適切な納税とは、税理士法に定められた使命のことで、税理士法第1条において「税理士は税務に関する専門家として、独立した公正な立場において、申告納税制度の理念にそって、納税義務者の信頼にこたえ、租税に関する法令に規定された納税義務の適正な実現を図ることを使命とする。」と定められています。
中小企業の経営支援とは、企業の健全な発展を目指して、経営者からの事業承継対策の相談対応、会計制度の仕組みの構築支援、金融機関に対する事業計画の説明等、税務に限らない幅広い範囲の業務です。
これからの税理士は、税理士法の理念に沿った高い使命感を持って、中小企業の経営を手助けすることができるコンサルティングの要素を兼ね備えたマルチラウンド・プレイヤーが求められるでしょう。

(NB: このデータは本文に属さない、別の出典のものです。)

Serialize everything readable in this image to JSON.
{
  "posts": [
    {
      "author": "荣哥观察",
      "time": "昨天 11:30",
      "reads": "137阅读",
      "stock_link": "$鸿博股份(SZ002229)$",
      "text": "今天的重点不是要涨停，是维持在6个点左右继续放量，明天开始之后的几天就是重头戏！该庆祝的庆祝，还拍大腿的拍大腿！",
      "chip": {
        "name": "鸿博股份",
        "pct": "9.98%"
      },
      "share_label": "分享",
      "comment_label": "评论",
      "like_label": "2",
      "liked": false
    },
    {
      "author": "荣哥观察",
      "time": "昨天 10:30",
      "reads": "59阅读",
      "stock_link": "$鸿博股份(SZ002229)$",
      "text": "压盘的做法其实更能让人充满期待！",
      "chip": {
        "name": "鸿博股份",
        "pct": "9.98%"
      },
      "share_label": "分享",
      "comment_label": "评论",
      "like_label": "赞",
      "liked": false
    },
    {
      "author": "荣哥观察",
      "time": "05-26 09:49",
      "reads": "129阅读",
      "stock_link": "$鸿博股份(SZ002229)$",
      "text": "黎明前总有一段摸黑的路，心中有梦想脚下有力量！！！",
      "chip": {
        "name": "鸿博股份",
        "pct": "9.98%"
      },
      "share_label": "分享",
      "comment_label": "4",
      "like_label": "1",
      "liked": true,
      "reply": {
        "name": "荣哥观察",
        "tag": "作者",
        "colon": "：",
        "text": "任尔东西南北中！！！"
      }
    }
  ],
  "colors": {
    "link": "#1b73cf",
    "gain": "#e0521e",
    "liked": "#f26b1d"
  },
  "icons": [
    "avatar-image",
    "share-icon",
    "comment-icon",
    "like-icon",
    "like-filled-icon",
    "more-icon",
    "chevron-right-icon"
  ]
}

近年は特に、中小企業で事業承継問題が深刻になっています。
早い段階で創業者から次世代に向けたスムーズな経営権の移管ができるよう、前もって相続税対策や、場合によってはM&A等による自社事業の売却・あるいは他社の買収等を視野に、事業そのものの発展を多方面から検討できるようアドバイスを進める必要があります。
まとめ
税理士の資格を取得することは容易ではありませんが、資格の取得後は様々な選択肢を選ぶことができるようになる自由度の高さが最大の魅力です。
他方、合格者数は毎年増加していますが、クライアント数は限られており、競争の激しい職種の1つです。
税理士同士の競争においては、自分自身の強みを発揮して他者との差別化を図ることが重要です。資格合格後も切磋琢磨を怠らず、サービス業の精神を持ってクライアントに接する姿勢が大切です。